O projeto foi apresentado por Leonardo Carvalho Ventura, 38 anos, sócio da Geoestável, em duas ocasiões: dezembro de 2013 e fevereiro de 2014. Segundo o engenheiro me contou em entrevista, na reunião de fevereiro, na sede da Samarco, em Belo Horizonte, a proposta foi avaliada pelos especialistas do ITRB. Leonardo disse que seu projeto propunha a realização de “sondagens e ensaios complementares para avaliação da suscetibilidade à liquefação na barragem”. Falou ainda que o trabalho fora duramente criticado, em especial por Vinod Garga (engenheiro geotécnico, professor da Universidade de Ottawa, no Canadá, e ex-professor da PUC, no Rio de Janeiro), que, ao final do encontro, teria dito, de acordo com Leonardo, que a proposta geraria um “custo desnecessário de R$ 60 milhões para a Samarco”. Ainda conforme Leonardo, o custo seria, na verdade, de R$ 54 milhões. “Ele arredondou para cima”, recorda-se o engenheiro.
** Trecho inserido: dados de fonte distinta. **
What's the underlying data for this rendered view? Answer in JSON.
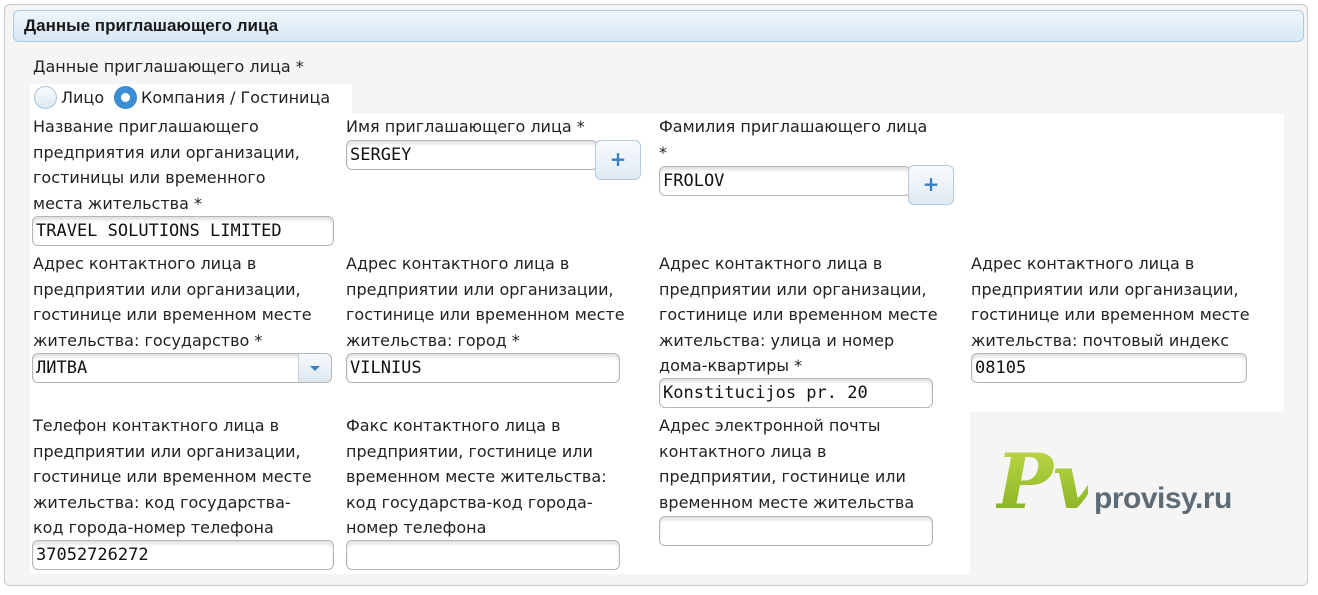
{
  "section": {
    "title": "Данные приглашающего лица"
  },
  "inviter_type": {
    "label": "Данные приглашающего лица *",
    "options": [
      {
        "label": "Лицо",
        "selected": false
      },
      {
        "label": "Компания / Гостиница",
        "selected": true
      }
    ]
  },
  "fields": {
    "org_name": {
      "label": "Название приглашающего\nпредприятия или организации,\nгостиницы или временного\nместа жительства *",
      "value": "TRAVEL SOLUTIONS LIMITED"
    },
    "first_name": {
      "label": "Имя приглашающего лица *",
      "value": "SERGEY",
      "add_label": "+"
    },
    "last_name": {
      "label": "Фамилия приглашающего лица\n*",
      "value": "FROLOV",
      "add_label": "+"
    },
    "country": {
      "label": "Адрес контактного лица в\nпредприятии или организации,\nгостинице или временном месте\nжительства: государство *",
      "value": "ЛИТВА"
    },
    "city": {
      "label": "Адрес контактного лица в\nпредприятии или организации,\nгостинице или временном месте\nжительства: город *",
      "value": "VILNIUS"
    },
    "street": {
      "label": "Адрес контактного лица в\nпредприятии или организации,\nгостинице или временном месте\nжительства: улица и номер\nдома-квартиры *",
      "value": "Konstitucijos pr. 20"
    },
    "postal_code": {
      "label": "Адрес контактного лица в\nпредприятии или организации,\nгостинице или временном месте\nжительства: почтовый индекс",
      "value": "08105"
    },
    "phone": {
      "label": "Телефон контактного лица в\nпредприятии или организации,\nгостинице или временном месте\nжительства: код государства-\nкод города-номер телефона",
      "value": "37052726272"
    },
    "fax": {
      "label": "Факс контактного лица в\nпредприятии, гостинице или\nвременном месте жительства:\nкод государства-код города-\nномер телефона",
      "value": ""
    },
    "email": {
      "label": "Адрес электронной почты\nконтактного лица в\nпредприятии, гостинице или\nвременном месте жительства",
      "value": ""
    }
  },
  "watermark": {
    "mark": "Pv",
    "text": "provisy.ru"
  },
  "colors": {
    "accent": "#3b8fd6",
    "header_border": "#aac8e2",
    "logo_green": "#9ac12a",
    "logo_gray": "#5e6b74"
  }
}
Procurei Vinod Garga para entrevistá-lo sobre esse episódio, mas ele não quis, alegando cláusula de sigilo no seu contrato com a mineradora.

Leonardo Ventura disse ainda que, após a reunião, a Samarco não se interessou mais pela proposta e que pouco tempo depois o chamaria para um distrato, alegando “baixa performance”. “Foi uma surpresa para nós. Não tivemos chance sequer de uma defesa técnica. Até hoje estamos aguardando uma justificativa técnica para recusa do nosso projeto.” Perguntei se a razão não teria sido o custo. “Não posso afirmar que foi isso. Mas ensaios e sondagens têm custo elevado. Propusemos o estudo de liquefação e drenagem em função das características do rejeito, associado ao método de disposição [em barragem de alteamento a montante] e ao tipo de operação. Não conseguimos convencê-los. Acharam tecnicamente desnecessário”, explicou. Questionei ainda sobre se o estudo de liquefação poderia ter detectado algo errado e evitado o colapso da estrutura um ano e nove meses depois. “Não sei se teria evitado, não tenho como responder a isso.”

Leonardo disse também que, depois da ruptura da barragem, no começo de 2016, a Geoestável foi procurada pela Samarco para novos contratos. Mas a empresa não quis mais trabalhar com a mineradora.